Friday, November 11, 2005

Forbes.com

Forbes.com


The tyranny of the diploma
Brigid McMenamin, Forbes Magazine, 12.28.98

NEW YORK - AT 16 XAVIER DELACOUR dropped out of Albany Academy, a private day school. He went to work hawking Egghead software out of a store in Albany, N.Y. for $6 an hour. Explains Delacour: "My head was set more towards getting my career set up." A quick learner, he was soon writing software code for a local car dealer. Delacour was only 17 when he was hired by a Marlborough, Mass.-based startup, Attune, LLC, where he's helping design a gadget that writes original music and plays it on the Internet in CD quality. Attune plans to license the gadgets to Web sites, which will sell them at $90 each.
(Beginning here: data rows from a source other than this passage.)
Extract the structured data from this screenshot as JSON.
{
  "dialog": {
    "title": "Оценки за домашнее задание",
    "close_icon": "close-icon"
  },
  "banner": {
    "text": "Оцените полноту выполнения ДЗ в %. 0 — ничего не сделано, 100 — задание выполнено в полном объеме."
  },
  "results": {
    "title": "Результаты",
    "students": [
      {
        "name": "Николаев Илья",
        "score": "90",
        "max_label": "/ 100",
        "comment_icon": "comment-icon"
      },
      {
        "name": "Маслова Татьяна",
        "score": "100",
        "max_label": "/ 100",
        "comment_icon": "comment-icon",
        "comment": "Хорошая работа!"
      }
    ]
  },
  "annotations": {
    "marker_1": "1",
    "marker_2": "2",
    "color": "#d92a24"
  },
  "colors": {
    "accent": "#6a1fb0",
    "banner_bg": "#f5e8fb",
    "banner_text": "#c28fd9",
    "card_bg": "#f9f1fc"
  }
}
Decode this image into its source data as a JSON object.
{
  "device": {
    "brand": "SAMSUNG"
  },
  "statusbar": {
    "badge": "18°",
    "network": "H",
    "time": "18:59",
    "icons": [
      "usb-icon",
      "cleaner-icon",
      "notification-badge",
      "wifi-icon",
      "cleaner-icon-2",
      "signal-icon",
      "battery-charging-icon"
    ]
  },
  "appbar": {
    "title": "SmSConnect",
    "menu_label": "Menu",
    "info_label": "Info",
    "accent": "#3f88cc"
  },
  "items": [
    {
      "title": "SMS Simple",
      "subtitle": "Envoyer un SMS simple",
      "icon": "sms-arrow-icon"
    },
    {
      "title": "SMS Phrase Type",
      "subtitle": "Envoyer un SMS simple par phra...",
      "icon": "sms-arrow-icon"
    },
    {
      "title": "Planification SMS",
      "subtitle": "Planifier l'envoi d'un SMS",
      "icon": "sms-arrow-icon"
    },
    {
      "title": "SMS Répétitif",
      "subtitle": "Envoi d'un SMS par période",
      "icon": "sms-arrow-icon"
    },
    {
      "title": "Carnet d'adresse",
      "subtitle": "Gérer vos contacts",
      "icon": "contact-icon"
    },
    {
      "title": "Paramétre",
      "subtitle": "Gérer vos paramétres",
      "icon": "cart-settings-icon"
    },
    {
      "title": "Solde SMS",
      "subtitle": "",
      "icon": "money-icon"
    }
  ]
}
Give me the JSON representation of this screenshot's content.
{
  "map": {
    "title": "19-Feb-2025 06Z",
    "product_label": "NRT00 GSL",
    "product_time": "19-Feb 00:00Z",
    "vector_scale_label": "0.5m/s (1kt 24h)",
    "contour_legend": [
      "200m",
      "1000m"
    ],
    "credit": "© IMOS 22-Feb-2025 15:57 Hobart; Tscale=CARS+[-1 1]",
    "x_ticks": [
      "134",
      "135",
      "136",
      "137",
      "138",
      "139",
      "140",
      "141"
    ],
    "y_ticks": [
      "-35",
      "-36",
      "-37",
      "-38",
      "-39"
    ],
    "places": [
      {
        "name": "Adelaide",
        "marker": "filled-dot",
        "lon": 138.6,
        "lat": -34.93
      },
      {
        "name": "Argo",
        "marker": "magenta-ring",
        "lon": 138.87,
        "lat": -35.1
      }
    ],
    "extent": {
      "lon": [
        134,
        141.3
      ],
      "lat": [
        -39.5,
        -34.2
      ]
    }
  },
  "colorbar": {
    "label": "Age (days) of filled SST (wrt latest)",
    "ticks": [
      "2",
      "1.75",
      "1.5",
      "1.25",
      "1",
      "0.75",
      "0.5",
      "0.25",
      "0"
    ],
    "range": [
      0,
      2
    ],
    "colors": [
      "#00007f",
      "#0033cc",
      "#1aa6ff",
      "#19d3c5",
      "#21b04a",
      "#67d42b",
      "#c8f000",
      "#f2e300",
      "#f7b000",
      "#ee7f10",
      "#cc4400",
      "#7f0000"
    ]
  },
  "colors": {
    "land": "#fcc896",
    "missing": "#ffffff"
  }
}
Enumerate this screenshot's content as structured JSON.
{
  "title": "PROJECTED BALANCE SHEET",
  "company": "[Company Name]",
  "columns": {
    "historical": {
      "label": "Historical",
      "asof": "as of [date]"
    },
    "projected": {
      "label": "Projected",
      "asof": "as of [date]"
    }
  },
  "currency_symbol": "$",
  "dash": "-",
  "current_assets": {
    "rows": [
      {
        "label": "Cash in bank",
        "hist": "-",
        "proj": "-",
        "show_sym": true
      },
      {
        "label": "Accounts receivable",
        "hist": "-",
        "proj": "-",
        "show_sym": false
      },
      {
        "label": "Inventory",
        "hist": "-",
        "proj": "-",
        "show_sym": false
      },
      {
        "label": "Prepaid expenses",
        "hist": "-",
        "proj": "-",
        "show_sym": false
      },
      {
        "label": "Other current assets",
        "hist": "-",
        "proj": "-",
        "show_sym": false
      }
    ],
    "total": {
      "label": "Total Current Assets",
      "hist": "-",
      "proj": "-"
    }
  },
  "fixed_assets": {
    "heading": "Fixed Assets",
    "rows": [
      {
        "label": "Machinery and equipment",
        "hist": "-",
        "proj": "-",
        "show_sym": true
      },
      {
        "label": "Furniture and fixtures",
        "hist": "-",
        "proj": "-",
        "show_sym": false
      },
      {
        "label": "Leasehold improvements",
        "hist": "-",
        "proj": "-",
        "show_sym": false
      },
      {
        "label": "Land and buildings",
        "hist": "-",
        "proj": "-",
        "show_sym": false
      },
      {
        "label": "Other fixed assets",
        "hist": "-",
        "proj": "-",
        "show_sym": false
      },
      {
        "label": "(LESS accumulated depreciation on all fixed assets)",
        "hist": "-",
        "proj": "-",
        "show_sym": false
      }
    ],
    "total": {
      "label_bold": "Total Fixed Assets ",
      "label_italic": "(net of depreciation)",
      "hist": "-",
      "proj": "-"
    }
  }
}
At an age when most kids enter college, with their earning years still well in the future, Delacour, a soft-spoken teen, has his own apartment and should earn $50,000 next year, plus a 10% share of the company's profits.

Bill Gates did go to college, but for only three years. He dropped out of Harvard to devote himself full time to computer work. The time he saved from college -- and additional years spared from grad school -- gave Gates a head start in building what was to become the world's greatest fortune. It's not inconceivable that had he gone for a Ph.D., someone else today would be the world's richest person.